I've run into a strange situation.
In my program I have a loop that combines a bunch of data together in a giant vector. I was trying to figure out why it was running so slowly, even though it seemed like I was doing everything right to allocate memory in an efficient manner on the go.

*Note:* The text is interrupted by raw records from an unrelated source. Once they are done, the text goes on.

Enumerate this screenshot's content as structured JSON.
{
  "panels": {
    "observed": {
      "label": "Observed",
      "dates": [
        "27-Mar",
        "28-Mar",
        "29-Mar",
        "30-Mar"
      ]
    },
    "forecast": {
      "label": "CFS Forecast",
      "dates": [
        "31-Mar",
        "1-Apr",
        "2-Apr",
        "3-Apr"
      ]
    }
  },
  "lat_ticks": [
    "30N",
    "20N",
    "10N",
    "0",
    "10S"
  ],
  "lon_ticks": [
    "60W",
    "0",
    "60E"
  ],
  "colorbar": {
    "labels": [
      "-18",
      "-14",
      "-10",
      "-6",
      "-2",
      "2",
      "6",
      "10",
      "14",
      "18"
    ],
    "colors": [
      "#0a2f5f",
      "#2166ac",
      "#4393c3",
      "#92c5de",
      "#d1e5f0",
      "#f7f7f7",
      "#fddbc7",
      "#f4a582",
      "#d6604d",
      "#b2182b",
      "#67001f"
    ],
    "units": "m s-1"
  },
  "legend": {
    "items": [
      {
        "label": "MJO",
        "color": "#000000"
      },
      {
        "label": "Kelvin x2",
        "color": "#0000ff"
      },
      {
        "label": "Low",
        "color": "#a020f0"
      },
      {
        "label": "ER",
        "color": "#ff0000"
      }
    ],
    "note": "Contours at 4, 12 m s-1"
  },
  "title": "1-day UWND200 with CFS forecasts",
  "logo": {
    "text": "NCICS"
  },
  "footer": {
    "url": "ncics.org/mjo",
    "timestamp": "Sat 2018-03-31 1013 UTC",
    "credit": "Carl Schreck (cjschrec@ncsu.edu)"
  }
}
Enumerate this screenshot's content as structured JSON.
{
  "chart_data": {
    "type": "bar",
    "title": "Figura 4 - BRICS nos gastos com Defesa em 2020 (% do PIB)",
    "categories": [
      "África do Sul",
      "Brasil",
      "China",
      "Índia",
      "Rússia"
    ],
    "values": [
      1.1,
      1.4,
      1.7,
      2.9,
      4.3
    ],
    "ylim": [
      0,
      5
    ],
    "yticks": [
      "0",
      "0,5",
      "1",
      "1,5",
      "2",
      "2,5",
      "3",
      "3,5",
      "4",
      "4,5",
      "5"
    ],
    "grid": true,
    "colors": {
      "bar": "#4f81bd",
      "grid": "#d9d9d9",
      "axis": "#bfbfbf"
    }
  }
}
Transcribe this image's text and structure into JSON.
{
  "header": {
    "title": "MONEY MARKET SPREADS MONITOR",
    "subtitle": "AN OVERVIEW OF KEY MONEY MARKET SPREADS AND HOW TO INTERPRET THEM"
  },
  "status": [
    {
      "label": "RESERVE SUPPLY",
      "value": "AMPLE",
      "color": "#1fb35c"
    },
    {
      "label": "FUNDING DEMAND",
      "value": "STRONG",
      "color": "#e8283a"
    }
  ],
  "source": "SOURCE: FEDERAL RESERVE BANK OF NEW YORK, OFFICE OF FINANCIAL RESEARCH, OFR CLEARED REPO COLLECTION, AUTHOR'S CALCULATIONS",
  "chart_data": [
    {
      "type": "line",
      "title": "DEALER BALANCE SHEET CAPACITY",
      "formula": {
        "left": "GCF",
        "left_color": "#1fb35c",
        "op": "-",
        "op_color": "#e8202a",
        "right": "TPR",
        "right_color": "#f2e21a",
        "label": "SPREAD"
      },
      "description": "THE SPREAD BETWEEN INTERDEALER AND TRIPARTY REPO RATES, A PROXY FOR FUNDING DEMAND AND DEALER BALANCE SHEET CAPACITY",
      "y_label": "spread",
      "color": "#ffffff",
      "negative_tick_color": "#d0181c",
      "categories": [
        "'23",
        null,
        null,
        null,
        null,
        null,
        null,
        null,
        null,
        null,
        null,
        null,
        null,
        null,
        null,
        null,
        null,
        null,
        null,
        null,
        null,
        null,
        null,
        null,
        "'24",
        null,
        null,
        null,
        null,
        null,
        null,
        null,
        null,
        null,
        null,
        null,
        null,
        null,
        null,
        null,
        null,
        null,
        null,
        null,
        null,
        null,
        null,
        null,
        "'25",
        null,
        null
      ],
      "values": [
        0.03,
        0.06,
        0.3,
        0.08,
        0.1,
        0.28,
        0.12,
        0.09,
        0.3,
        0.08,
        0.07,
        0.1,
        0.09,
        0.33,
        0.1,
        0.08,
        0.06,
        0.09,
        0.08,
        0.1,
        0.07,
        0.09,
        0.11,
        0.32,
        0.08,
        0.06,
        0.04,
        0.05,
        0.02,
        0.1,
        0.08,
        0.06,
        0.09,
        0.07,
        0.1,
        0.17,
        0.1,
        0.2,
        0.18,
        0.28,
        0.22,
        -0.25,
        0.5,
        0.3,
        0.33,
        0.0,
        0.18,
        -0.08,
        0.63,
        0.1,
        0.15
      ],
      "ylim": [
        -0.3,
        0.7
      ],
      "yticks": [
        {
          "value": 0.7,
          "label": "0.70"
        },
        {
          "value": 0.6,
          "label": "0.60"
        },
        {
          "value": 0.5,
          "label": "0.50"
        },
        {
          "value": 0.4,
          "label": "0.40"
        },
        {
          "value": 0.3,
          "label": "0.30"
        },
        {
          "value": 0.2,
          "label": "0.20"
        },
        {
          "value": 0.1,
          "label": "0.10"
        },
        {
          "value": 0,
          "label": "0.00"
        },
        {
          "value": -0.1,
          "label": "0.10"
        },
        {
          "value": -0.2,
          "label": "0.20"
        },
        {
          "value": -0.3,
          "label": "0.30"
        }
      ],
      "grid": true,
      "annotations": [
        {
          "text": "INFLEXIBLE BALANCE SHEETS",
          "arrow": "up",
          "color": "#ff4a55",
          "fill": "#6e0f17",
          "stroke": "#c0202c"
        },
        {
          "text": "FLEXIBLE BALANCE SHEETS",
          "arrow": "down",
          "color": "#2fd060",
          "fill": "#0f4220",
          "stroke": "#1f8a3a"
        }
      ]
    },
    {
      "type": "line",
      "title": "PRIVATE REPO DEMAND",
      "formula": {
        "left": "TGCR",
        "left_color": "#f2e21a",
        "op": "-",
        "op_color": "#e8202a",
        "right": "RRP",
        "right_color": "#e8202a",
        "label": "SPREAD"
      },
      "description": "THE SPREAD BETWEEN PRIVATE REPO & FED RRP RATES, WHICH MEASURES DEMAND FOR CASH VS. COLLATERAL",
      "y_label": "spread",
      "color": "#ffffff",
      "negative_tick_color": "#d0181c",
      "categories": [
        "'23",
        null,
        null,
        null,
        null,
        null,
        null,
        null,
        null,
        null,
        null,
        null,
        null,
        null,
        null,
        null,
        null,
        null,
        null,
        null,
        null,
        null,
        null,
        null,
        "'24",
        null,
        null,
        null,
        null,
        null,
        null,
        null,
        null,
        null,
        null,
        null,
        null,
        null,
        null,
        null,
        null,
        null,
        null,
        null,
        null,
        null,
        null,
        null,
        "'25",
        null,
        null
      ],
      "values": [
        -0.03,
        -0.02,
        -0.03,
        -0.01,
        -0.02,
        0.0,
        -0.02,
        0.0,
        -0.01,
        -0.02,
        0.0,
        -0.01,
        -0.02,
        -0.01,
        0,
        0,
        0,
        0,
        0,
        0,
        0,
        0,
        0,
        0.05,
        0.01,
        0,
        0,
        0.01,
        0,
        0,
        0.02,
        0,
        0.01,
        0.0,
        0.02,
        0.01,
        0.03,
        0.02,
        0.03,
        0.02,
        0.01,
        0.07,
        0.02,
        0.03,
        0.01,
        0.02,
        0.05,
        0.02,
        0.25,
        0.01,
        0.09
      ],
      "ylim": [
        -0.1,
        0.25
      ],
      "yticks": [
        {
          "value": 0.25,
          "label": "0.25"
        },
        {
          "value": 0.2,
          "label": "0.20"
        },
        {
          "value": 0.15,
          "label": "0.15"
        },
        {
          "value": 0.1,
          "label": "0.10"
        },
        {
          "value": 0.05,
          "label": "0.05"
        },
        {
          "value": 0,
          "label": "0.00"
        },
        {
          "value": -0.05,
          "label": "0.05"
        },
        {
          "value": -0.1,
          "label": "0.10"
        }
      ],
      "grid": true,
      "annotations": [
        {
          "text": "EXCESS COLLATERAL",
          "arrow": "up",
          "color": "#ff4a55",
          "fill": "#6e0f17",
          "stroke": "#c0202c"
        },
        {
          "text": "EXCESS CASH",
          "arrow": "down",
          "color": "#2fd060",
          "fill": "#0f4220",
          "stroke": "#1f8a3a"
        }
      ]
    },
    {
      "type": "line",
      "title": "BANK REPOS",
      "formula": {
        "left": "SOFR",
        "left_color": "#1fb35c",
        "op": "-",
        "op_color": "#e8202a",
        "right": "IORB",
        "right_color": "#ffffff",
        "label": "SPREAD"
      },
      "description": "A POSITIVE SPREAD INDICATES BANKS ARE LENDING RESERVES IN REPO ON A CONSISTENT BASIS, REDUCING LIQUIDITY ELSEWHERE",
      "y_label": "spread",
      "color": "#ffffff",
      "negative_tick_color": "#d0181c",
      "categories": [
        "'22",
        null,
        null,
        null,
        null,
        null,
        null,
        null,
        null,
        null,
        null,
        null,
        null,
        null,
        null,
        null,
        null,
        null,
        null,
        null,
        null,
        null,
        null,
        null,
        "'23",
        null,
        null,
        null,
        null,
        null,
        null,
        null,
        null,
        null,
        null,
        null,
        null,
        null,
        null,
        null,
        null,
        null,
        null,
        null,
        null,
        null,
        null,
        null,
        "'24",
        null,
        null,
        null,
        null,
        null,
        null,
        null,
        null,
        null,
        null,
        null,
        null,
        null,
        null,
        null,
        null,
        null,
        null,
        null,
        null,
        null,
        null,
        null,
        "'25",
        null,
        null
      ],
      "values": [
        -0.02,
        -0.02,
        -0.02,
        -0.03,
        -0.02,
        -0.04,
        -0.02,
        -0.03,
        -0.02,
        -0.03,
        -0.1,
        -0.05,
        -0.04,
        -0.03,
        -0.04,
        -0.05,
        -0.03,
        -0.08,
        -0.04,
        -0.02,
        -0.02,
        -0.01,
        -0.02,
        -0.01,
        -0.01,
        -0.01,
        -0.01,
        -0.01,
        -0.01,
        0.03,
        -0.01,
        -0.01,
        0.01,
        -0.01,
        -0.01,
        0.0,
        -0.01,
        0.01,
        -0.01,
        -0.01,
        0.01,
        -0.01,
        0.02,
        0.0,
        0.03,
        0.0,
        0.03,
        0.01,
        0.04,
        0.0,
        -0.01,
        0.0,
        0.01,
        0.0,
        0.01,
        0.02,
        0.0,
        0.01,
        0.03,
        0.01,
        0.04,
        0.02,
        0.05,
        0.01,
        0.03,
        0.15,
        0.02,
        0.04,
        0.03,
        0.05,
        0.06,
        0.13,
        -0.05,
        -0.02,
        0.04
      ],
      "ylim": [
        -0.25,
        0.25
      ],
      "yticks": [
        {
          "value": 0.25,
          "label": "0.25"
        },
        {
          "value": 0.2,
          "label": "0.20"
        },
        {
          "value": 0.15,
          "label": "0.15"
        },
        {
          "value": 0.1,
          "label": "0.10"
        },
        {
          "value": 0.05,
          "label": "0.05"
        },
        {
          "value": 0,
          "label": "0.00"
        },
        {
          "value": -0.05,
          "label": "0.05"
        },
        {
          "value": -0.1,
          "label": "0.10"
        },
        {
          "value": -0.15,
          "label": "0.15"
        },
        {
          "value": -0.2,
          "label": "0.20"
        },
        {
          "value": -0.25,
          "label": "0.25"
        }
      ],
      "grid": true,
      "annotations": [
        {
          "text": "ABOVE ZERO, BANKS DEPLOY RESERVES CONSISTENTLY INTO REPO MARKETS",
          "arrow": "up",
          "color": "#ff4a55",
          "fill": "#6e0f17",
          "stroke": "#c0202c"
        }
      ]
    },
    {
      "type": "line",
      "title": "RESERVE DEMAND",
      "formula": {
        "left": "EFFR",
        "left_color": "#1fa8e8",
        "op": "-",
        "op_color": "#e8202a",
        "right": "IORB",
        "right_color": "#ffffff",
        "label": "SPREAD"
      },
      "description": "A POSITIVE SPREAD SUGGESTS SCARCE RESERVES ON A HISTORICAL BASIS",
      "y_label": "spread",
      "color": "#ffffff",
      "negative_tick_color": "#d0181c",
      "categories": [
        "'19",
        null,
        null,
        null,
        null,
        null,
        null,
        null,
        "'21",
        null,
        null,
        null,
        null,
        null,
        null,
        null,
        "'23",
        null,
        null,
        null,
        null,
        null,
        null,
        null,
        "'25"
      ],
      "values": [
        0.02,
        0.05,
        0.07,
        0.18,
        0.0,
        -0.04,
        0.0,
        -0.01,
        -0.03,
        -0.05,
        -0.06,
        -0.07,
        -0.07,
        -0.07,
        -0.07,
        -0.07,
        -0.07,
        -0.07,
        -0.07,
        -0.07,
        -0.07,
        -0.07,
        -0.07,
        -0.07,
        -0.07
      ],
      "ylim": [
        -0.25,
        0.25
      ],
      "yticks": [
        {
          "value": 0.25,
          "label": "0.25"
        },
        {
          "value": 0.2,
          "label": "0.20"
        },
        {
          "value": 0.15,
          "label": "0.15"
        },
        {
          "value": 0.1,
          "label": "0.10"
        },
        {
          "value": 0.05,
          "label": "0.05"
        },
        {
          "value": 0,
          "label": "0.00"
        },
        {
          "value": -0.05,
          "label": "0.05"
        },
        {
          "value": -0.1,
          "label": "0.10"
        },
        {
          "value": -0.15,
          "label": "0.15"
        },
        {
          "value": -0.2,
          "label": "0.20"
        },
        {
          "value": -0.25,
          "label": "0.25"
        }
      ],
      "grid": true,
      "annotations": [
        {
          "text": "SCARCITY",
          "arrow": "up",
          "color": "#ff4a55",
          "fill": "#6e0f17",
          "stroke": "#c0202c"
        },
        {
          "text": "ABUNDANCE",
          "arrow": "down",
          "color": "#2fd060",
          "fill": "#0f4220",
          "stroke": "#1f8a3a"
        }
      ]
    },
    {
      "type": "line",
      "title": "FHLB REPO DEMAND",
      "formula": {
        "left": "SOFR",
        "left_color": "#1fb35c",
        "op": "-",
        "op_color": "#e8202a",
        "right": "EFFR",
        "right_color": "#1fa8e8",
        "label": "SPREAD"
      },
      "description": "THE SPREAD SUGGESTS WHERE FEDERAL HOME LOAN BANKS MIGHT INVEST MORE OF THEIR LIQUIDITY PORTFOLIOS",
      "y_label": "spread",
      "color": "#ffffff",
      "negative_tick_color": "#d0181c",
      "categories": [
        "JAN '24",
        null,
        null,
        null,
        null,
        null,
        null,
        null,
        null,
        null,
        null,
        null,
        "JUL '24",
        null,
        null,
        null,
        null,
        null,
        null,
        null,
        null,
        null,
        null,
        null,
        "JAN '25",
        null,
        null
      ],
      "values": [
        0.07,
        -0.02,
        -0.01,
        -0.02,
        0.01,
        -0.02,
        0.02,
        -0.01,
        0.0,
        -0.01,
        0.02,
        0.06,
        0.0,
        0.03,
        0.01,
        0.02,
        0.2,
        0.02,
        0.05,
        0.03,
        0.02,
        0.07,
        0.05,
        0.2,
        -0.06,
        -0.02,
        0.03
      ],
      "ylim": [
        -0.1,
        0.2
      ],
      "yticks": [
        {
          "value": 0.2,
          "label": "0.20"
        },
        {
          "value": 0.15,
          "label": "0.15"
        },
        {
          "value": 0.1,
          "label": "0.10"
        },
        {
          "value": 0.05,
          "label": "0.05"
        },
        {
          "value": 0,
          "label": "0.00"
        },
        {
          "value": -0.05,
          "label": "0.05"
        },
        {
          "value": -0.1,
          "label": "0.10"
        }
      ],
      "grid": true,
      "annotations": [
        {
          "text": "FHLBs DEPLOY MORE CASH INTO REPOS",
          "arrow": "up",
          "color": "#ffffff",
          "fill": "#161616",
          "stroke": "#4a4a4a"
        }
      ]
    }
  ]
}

In my program it is difficult to determine how big the final vector of combined data should be, but the size of each piece of data is known as it is processed. So instead of reserving and resizing the combined data vector in one go, I was reserving enough space for each data chunk as it is added to the larger vector. That's when I ran into this issue that is repeatable using the simple snippet below:
std::vector<float> arr1;
std::vector<float> arr2;
std::vector<float> arr3;
std::vector<float> arr4;
int numLoops = 10000;
int numSubloops = 50;
{
// Test 1
// Naive test where no pre-allocation occurs
for (int q = 0; q < numLoops; q++)
{
for (int g = 0; g < numSubloops; g++)
{
arr1.push_back(q * g);
}
}
}
{
// Test 2
// Ideal situation where total amount of data is reserved beforehand
arr2.reserve(numLoops * numSubloops);
for (int q = 0; q < numLoops; q++)
{
for (int g = 0; g < numSubloops; g++)
{
arr2.push_back(q * g);
}
}
}
{
// Test 3
// Total data is not known beforehand, so allocations made for each
// data chunk as they are processed using 'resize' method
int arrInx = 0;
for (int q = 0; q < numLoops; q++)
{
arr3.resize(arr3.size() + numSubloops);
for (int g = 0; g < numSubloops; g++)
{
arr3[arrInx++] = q * g;
}
}
}
{
// Test 4
// Total data is not known beforehand, so allocations are made for each
// data chunk as they are processed using the 'reserve' method
for (int q = 0; q < numLoops; q++)
{
arr4.reserve(arr4.size() + numSubloops);
for (int g = 0; g < numSubloops; g++)
{
arr4.push_back(q * g);
}
}
}
The results of this test, after compilation in Visual Studio 2017, are as follows:
Test 1: 7 ms
Test 2: 3 ms
Test 3: 4 ms
Test 4: 4000 ms
Why is there the huge discrepancy in running times?
Why does calling reserve
a bunch of times, followed by push_back
take 1000x times longer than calling resize
a bunch of times, followed by direct index access?
How does it make any sense that it could take 500x longer than the naive approach which includes no pre-allocations at all?